Limb regeneration: A&M research challenges long-held beliefs
Professor Ken Muneoka, Texas A&M College of Veterinary Medicine & Biomedical Science, is no stranger to disrupting the field of regeneration.
In a 2019 ground-breaking publication in Nature, Muneoka proved for the first time that joint regeneration in mammals was possible. Now, his team is again challenging other centuries-old beliefs about the fundamental science of the field, this time related to how mammals might regenerate damaged parts of the body.
In humans, the natural ability to regenerate is limited to tissues like the epidermis, the outermost layer of skin, and some organs, such as the liver.
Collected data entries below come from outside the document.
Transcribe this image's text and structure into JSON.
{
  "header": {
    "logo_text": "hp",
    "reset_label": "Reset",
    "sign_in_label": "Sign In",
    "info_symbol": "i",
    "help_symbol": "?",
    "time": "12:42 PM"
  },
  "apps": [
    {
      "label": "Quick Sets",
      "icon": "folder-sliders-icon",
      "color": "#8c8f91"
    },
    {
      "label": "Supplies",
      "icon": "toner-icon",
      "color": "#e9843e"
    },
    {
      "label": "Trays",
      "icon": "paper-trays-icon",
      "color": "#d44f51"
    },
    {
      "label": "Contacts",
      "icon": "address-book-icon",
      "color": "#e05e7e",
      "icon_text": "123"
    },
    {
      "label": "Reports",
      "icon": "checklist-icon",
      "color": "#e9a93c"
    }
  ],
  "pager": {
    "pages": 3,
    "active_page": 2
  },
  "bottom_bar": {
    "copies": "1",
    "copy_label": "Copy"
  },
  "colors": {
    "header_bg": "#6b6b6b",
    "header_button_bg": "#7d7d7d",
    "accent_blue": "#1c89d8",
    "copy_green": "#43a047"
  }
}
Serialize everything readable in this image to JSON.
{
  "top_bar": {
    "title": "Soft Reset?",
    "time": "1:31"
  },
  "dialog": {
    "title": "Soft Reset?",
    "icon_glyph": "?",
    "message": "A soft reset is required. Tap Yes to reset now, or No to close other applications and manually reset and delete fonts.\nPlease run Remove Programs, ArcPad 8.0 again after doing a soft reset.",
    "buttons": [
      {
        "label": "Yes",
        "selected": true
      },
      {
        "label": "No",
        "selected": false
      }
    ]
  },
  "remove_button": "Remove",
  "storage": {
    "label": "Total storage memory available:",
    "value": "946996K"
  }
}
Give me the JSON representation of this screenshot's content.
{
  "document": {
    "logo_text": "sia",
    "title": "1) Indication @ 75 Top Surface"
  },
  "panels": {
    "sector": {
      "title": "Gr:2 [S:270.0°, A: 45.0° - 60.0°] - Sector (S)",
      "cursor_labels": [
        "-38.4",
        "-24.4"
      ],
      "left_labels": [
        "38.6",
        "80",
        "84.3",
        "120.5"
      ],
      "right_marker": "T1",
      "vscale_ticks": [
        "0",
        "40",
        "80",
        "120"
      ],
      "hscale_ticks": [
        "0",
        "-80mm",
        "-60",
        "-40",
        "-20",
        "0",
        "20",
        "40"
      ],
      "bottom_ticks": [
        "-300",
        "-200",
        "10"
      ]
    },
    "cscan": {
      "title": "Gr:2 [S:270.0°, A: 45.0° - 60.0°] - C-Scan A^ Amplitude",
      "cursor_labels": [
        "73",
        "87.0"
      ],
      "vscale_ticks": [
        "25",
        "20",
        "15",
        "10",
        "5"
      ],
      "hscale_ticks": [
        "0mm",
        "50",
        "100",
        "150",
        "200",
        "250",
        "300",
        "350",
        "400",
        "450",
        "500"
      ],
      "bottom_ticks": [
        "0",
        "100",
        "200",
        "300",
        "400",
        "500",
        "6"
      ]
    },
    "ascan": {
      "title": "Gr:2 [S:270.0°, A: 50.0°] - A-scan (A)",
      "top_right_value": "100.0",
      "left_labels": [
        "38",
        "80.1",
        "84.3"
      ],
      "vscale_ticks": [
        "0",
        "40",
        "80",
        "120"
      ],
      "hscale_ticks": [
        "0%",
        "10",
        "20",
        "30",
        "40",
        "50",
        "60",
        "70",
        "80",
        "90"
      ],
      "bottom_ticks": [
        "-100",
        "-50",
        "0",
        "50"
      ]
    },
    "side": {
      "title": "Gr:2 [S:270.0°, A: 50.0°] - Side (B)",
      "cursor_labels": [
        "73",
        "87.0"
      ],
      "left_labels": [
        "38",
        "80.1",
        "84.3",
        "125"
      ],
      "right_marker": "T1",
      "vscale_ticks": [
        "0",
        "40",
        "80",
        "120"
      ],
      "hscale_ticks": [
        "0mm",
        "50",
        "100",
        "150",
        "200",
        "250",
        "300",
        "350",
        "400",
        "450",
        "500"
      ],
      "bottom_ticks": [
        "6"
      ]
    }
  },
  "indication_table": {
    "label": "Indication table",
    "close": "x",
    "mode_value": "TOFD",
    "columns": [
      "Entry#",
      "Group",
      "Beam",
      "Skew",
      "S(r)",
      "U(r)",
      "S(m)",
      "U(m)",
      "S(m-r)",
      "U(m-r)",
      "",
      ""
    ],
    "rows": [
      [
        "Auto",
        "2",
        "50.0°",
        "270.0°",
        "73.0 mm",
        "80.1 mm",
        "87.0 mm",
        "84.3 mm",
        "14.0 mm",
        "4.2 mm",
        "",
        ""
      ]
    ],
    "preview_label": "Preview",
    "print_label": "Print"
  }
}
Other species, most notably salamanders, can regenerate complex structures such as bones, joints, and even entire limbs. As a result, scientists have been studying these species for more than 200 years to try to understand the mechanisms behind limb regeneration in the hopes of someday translating those mechanisms to induce more extensive regeneration in humans.
That research has led to a common belief that the single biggest key for limb regeneration is the presence of nerves.
While that may be true for salamanders and other species, it isn’t the case in mammals, according to two of Muneoka’s recently published studies. The first study, published last year in the Journal of Bone and Mineral Research, established that mechanical loading (the ability to apply force to or with an affected area) is a requirement for mammals. The second, published earlier this year in Developmental Biology, established that the absence of nerves does not inhibit regeneration.
Together, these findings present a sizeable shift in the thinking of how regeneration could work in human medicine.
“What these two studies show counteracts the two-century-old dogma that you need nerves to regenerate,” Muneoka said. “What replaces it in mammals is that you need mechanical loading, not nerves.”